Detained Nicaraguan opposition figures are suffering from “psychological torture,” a lawyer said Wednesday, as family members also hit out at the prisoners’ conditions.
The government of President Daniel Ortega has been accused of political persecution for rounding up 34 opposition figures since the beginning of June, including seven aspiring presidential candidates.
Ortega is seeking a fourth successive term, and authorities have jailed some of his most high-profile opponents, while last month police raided the premises of a newspaper critical of the government.
On Tuesday, the government allowed the 34 opposition figures “family visits” for the first time since June.
In a statement issued in Washington, the lawyer for two jailed aspiring presidential candidates, Felix Maradiaga and Juan Sebastian Chamorro, said they “have not been physically beaten, they have been psychologically tortured since arriving in prison.”

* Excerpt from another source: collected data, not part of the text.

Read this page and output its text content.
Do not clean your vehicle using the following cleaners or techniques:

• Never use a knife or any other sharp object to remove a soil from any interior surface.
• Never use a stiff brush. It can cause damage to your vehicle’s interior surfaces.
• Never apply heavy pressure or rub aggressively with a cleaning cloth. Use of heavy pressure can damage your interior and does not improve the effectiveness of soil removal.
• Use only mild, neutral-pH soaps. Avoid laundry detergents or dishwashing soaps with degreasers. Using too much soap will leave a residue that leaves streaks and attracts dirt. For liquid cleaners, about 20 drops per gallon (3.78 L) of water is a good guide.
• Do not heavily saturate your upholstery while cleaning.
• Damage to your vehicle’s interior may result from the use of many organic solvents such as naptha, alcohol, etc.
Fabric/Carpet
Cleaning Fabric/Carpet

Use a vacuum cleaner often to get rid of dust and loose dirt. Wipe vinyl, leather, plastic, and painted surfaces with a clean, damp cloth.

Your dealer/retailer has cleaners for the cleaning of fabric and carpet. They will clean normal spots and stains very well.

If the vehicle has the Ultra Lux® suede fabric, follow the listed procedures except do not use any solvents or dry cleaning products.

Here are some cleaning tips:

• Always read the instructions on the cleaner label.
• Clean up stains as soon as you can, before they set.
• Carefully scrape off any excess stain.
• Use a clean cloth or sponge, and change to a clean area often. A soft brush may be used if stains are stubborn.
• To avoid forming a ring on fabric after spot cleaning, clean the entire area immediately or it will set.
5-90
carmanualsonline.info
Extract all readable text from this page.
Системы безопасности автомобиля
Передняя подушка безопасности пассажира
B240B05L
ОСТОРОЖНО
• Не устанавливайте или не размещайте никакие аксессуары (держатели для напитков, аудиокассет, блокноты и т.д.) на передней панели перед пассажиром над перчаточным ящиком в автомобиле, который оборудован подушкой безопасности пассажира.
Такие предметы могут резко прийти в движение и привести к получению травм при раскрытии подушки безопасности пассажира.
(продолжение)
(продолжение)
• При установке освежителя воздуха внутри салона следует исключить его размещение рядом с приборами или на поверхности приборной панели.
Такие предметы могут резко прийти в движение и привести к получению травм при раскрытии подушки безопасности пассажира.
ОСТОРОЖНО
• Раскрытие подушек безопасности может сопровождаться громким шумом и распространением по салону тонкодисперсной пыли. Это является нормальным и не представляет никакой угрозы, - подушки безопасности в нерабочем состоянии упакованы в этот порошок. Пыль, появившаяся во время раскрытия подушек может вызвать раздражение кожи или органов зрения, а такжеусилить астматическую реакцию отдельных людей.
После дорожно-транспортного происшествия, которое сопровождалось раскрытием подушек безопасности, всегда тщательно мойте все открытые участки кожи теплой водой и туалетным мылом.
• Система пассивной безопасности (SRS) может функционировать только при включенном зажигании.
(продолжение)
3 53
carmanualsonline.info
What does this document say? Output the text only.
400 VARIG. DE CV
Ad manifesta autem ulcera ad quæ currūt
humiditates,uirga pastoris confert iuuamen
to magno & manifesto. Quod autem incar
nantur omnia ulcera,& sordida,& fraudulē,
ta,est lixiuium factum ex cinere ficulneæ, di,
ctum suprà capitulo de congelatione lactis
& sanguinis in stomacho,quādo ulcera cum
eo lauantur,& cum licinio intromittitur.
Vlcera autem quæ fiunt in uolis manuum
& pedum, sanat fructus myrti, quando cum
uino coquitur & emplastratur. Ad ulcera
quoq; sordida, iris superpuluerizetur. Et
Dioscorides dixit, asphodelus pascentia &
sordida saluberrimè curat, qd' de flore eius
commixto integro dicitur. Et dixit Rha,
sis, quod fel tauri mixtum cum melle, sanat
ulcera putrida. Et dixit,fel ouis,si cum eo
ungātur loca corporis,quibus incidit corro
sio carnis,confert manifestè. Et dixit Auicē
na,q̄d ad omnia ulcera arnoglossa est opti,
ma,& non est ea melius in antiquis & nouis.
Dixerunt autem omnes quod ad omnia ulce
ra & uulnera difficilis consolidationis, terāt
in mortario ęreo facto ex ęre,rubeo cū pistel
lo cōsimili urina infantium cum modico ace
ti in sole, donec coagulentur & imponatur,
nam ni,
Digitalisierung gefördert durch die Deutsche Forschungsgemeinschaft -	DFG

Family members allowed to visit the prisoners have complained of poor conditions such as solitary confinement, 24-hour lighting in their cells, being prevented from reading or watching television, and being allowed just one hour of sunlight a week.
Maradiga and Chamorro have lost between 20 and 25 pounds since their arrests and have been “subjected to frequent and tough interrogations,” said their lawyer Jared Genser.
Julio Sandino, the son of another prominent prisoner, Violeta Grandera, said on social media that his mother was “skinny but fine. She was super emotional, crying.
“She didn’t recognize me at first. She has no sheet or pillow.”
The opponents are accused of treason and threatening the country’s sovereignty under a controversial law approved in December that has been widely denounced as a means of freezing out challengers and silencing opponents.
Critics have accused Ortega’s government of trying to prevent any meaningful opposition from standing in November’s election.